Vissen zijn niet aanwezig in het plangebied vanwege het ontbreken van permanent oppervlaktewater. Het plangebied is geschikt als landhabitat voor vrijgestelde amfibieën waardoor het mogelijk is dat individuen aanwezig zijn. Vestiging van de beschermde rugstreeppad tijdens de sloop- en bouwfase dient voorkomen te worden omdat anders alsnog aanvullend onderzoek en een ontheffing nodig zijn voor deze soort. Aanwezigheid van reptielen is uitgesloten vanwege het agrarische karakter en het ontbreken van een landschappelijke binding met geschikt leefgebied van reptielen. Voor beschermde soorten uit overige soortgroepen heeft het plangebied geen functie.

Het betreft namelijk niet-essentieel foerageergebied vanwege alternatieven in de omgeving en op het perceel zelf. Het plangebied is geschikt voor overige (vrijgestelde) zoogdieren. Het is aannemelijk dat deze voorkomen echter betreft het geen essentieel leefgebied vanwege de aanwezigheid van alternatieven in de omgeving en op het perceel zelf. Er zijn geen mogelijke verblijfplaatsen van beschermde (niet-vrijgestelde) zoogdieren aangetroffen.


In de bebouwing, bomen en struiken kunnen algemene broedvogels nestelen. Sloopwerkzaamheden en het verwijderen van opgaande beplanting moeten daarom in principe buiten de periode half maart - half augustus worden uitgevoerd, tenzij een broedvogelcheck uitwijst dat er geen broedgevallen aanwezig zijn. Voor de te verwachten soorten zoogdieren en amfibieën geldt een provinciale vrijstelling bij ruimtelijke ingrepen. Wel is de zorgplicht van toepassing.


Ten aanzien van álle dieren en planten (beschermd of niet beschermd) geldt ook voor dit project de 'Algemene zorgplicht’, artikel 1.11 van de Wet natuurbescherming (Wnb). Dit geldt met name voor algemene soorten zoogdieren en amfibieën, waarvoor een provinciale vrijstelling geldt.
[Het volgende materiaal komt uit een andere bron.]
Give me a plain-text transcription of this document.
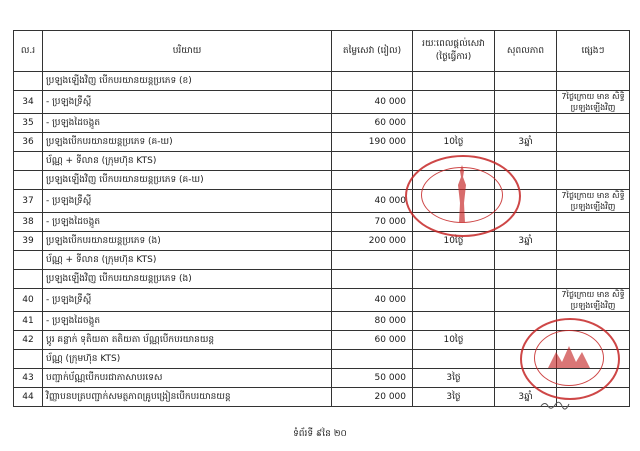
ល.រ	បរិយាយ	តម្លៃសេវា (រៀល)	រយៈពេលផ្តល់សេវា (ថ្ងៃធ្វើការ)	សុពលភាព	ផ្សេងៗ
	ប្រឡងឡើងវិញ បើកបរយានយន្តប្រភេទ (ខ)				
34	- ប្រឡងទ្រឹស្តី	40 000			7ថ្ងៃក្រោយ មាន សិទ្ធិប្រឡងឡើងវិញ
35	- ប្រឡងដៃចង្កូត	60 000			
36	ប្រឡងបើកបរយានយន្តប្រភេទ (គ-ឃ)	190 000	10ថ្ងៃ	3ឆ្នាំ	
	ប័ណ្ណ + ទីលាន (ក្រុមហ៊ុន KTS)				
	ប្រឡងឡើងវិញ បើកបរយានយន្តប្រភេទ (គ-ឃ)				
37	- ប្រឡងទ្រឹស្តី	40 000			7ថ្ងៃក្រោយ មាន សិទ្ធិប្រឡងឡើងវិញ
38	- ប្រឡងដៃចង្កូត	70 000			
39	ប្រឡងបើកបរយានយន្តប្រភេទ (ង)	200 000	10ថ្ងៃ	3ឆ្នាំ	
	ប័ណ្ណ + ទីលាន (ក្រុមហ៊ុន KTS)				
	ប្រឡងឡើងវិញ បើកបរយានយន្តប្រភេទ (ង)				
40	- ប្រឡងទ្រឹស្តី	40 000			7ថ្ងៃក្រោយ មាន សិទ្ធិប្រឡងឡើងវិញ
41	- ប្រឡងដៃចង្កូត	80 000			
42	ប្តូរ គន្លាក់ ទុតិយតា តតិយតា ប័ណ្ណបើកបរយានយន្ត	60 000	10ថ្ងៃ		
	ប័ណ្ណ (ក្រុមហ៊ុន KTS)				
43	បញ្ជាក់ប័ណ្ណបើកបរជាភាសាបរទេស	50 000	3ថ្ងៃ		
44	វិញ្ញាបនបត្របញ្ជាក់សមត្ថភាពគ្រូបង្រៀនបើកបរយានយន្ត	20 000	3ថ្ងៃ	3ឆ្នាំ	
ទំព័រទី ៩នៃ ២០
Een provinciale vrijstelling houdt in dat nadelige gevolgen voor flora en fauna naar redelijkheid zoveel mogelijk voorkomen moeten worden en dat er ‘met zorg voor de natuur’ gewerkt dient te worden.

De Provincie Fryslân heeft inmiddels bij meerdere ‘kleinschalige’ projecten duurzame compensatiemaatregelen laten treffen voor mogelijk voorkomende beschermde soorten, zonder daarbij nader onderzoek te laten uitvoeren. De insteek van deze ‘nieuwe vorm’ van werken, waarbij ecologisch vervolgonderzoek en eventuele ontheffingsaanvraag ontbreekt, wordt gebruikt om tijd en geld bij ‘kleinschalige’ projecten te besparen en daarmee draagvalk te creëren voor de Wet natuurbescherming. De instandhouding van beschermde soorten mag hierbij niet uit het oog worden verloren. Vereist in deze werkwijze is dan ook dat de ontwikkeling voorzien is van een ecologische plus, waarbij diverse vleermuizen, de huismus genoeg geschikte ruimte wordt geboden om zich te vestigen.

Derhalve is, zie bijlage 9, voor het project een activiteitenplan/projectplan opgesteld met daarin compensatiemaatregelen in het kader van de instandhouding van de eerdergenoemde beschermde soorten. Of er al dan niet verblijfplaatsen of nesten aanwezig zijn is op voorhand niet te zeggen. Het is daarom tevens niet duidelijk hoeveel verblijfplaatsen en nesten aanwezig zijn. In het plan wordt getracht een ruim aantal in potentie geschikte verblijfplaatsen en nestellocaties te verwerken om de instandhouding van de soorten te waarborgen.

4.7 Archeologie

Toetsingskader

In de Erfgoedwet zijn archeologische resten beschermd. Wanneer de bodem wordt verstoord moeten archeologische resten intact blijven. Als dit niet mogelijk is, is opgraving een optie. Om inzicht te krijgen in de kans op het aantreffen van archeologische resten in bepaalde gebieden zijn op basis van historisch onderzoek archeologische verwachtingskaarten opgesteld.

FAMKE

Voor een globaal inzicht in mogelijke waarden heeft de provincie Friesland de Friese Archeologische Monumentenkaart Extra (FAMKE) gepubliceerd. De FAMKE bestaat uit twee advieskaarten, één voor de periode steentijd-bronstijd (300.000 - 800 v Chr.), en één voor de periode ijzertijd - middeleeuwen (800 v Chr. - 1500 n Chr.).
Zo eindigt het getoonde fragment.